I'm using the Google Cloud Platform (GCP) model adaptation feature of speech to text to enable recognition of utterances that are unique to an industry, e.g. When a user utters JSON, it should be transcribed as JSON instead of 'Jason'. I achieve this by using a phrase set and an associated boost value.
The text in this example is transcribed as Json. I would like this to be transcribed as JSON (all caps)
I have thoroughly read the GCP documentation, but I haven't found a document which relates my problem. I've also tried Azure, where there's an option to upload a pronunciation file. I'm looking for a similar solution in GCP.
I have tried it myself and got the same results. Even with maxAlternatives
set to 20.
There is currently no option like a pronunciation file so I have created a Feature Request to ask for its implementation.
Remember to star it in order to get an email notification on every update.
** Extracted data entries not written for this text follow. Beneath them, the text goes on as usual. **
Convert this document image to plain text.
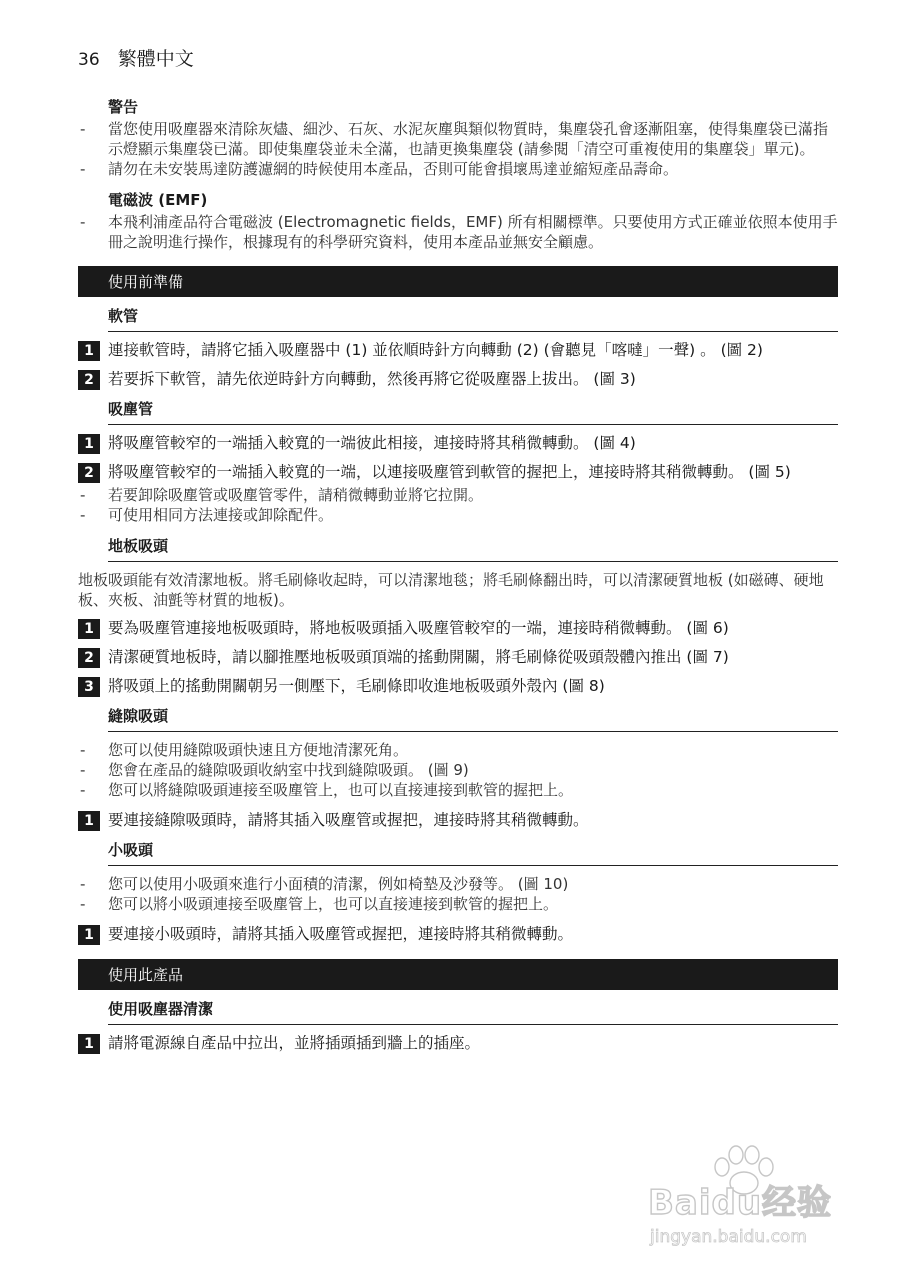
36 繁體中文
警告
- 當您使用吸塵器來清除灰燼、細沙、石灰、水泥灰塵與類似物質時，集塵袋孔會逐漸阻塞，使得集塵袋已滿指示燈顯示集塵袋已滿。即使集塵袋並未全滿，也請更換集塵袋 (請參閱「清空可重複使用的集塵袋」單元)。
- 請勿在未安裝馬達防護濾網的時候使用本產品，否則可能會損壞馬達並縮短產品壽命。
電磁波 (EMF)
- 本飛利浦產品符合電磁波 (Electromagnetic fields，EMF) 所有相關標準。只要使用方式正確並依照本使用手冊之說明進行操作，根據現有的科學研究資料，使用本產品並無安全顧慮。
使用前準備
軟管
1 連接軟管時，請將它插入吸塵器中 (1) 並依順時針方向轉動 (2) (會聽見「喀噠」一聲) 。 (圖 2)
2 若要拆下軟管，請先依逆時針方向轉動，然後再將它從吸塵器上拔出。 (圖 3)
吸塵管
1 將吸塵管較窄的一端插入較寬的一端彼此相接，連接時將其稍微轉動。 (圖 4)
2 將吸塵管較窄的一端插入較寬的一端，以連接吸塵管到軟管的握把上，連接時將其稍微轉動。 (圖 5)
- 若要卸除吸塵管或吸塵管零件，請稍微轉動並將它拉開。
- 可使用相同方法連接或卸除配件。
地板吸頭
地板吸頭能有效清潔地板。將毛刷條收起時，可以清潔地毯；將毛刷條翻出時，可以清潔硬質地板 (如磁磚、硬地板、夾板、油氈等材質的地板)。
1 要為吸塵管連接地板吸頭時，將地板吸頭插入吸塵管較窄的一端，連接時稍微轉動。 (圖 6)
2 清潔硬質地板時，請以腳推壓地板吸頭頂端的搖動開關，將毛刷條從吸頭殼體內推出 (圖 7)
3 將吸頭上的搖動開關朝另一側壓下，毛刷條即收進地板吸頭外殼內 (圖 8)
縫隙吸頭
- 您可以使用縫隙吸頭快速且方便地清潔死角。
- 您會在產品的縫隙吸頭收納室中找到縫隙吸頭。 (圖 9)
- 您可以將縫隙吸頭連接至吸塵管上，也可以直接連接到軟管的握把上。
1 要連接縫隙吸頭時，請將其插入吸塵管或握把，連接時將其稍微轉動。
小吸頭
- 您可以使用小吸頭來進行小面積的清潔，例如椅墊及沙發等。 (圖 10)
- 您可以將小吸頭連接至吸塵管上，也可以直接連接到軟管的握把上。
1 要連接小吸頭時，請將其插入吸塵管或握把，連接時將其稍微轉動。
使用此產品
使用吸塵器清潔
1 請將電源線自產品中拉出，並將插頭插到牆上的插座。
Baidu经验
jingyan.baidu.com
And, if you can, add your business case and/or impact to give the full picture.
For now, the workaround would be to implement a "catcher" on your code.
In Python, you could use replace()
or upper()
.
Something in the line of:
for result in response.results:
print("Transcript: {}".format(result.alternatives[0].transcript.replace('Json', 'JSON')))
And if you need to catch more words, loop over a list with an if
condition:
result='I need a Json file'
lower_words = ['Json', 'csv']
upper_words = ['JSON', 'CSV']
for result in response.results:
for lower_word, upper_word in zip(lower_words, upper_words):
if lower_word in result:
print("Transcript: {}".format(result.alternatives[0].transcript.replace(lower_word, upper_word)))
Of course, this will print at each iteration that meets the condition so in case you could have more then one of these words in a result, you may want to store intermediate result and print after the nested loop.
I hope you won't have too many words to change though or this will slow down your application a lot.